The effect of ART on the viral reservoir is evident since the reactivation of proviruses in PWH with chronic infection and long-term ART appears to be originated from selected cell clones with transcriptionally active proviruses. This means that the pressure exerted by the immune system and ART is continuously changing the reservoir landscape and selecting these specific clones that are maintaining the viral persistence. But how much time on ART is necessary to induce this change? And importantly, this evolution could at some point eliminate the viral reservoir?

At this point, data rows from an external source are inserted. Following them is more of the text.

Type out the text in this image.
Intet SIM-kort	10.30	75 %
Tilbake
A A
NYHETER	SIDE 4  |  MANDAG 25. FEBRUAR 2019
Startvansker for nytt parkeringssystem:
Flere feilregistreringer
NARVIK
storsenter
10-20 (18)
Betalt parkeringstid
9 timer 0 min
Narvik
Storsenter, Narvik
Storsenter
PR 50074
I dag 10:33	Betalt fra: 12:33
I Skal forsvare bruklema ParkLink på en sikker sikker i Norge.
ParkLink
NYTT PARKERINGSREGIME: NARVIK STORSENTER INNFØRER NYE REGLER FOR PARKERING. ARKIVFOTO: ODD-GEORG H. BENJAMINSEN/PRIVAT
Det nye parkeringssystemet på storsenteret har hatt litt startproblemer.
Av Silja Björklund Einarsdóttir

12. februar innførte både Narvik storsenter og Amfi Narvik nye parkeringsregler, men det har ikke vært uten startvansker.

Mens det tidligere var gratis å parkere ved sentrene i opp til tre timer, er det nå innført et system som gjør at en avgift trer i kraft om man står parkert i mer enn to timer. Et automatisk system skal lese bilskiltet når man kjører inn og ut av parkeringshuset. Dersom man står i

The selection of cells from the viral reservoir with defective proviruses seems to occur at least after 20 years of ART. So, is it possible that PWH on ART for so long are now resembling EC? This question is difficult to answer due to PWH has a wide range of presentations because of the large number of factors that may be influencing the integrity of the viral reservoir. In the studies that have been performed by now, some PWH have attained a favorable scenario in which the viral reservoir has been modified by ART and intact proviruses are now undetectable. Does it mean that these individuals may discontinue ART and wait to see if there is not a viral rebound?
Likely not because most studies that have evaluated the size and composition of the viral reservoir have been performed in blood, which constitutes the most accessible fluid of our organism that contains significant quantities of cells from the viral reservoir. But the reservoir in tissues is much larger than in blood, such as in lymph nodes, gut-associated lymphoid tissue, spleen, and even in the central nervous system, which can be inaccessible for ART. Therefore, more studies are needed to determine the time on ART that would significantly modify the viral reservoir not only in blood but also in tissues to achieve a deep latency state similar to EC. These studies should be performed individually as every person with HIV is different.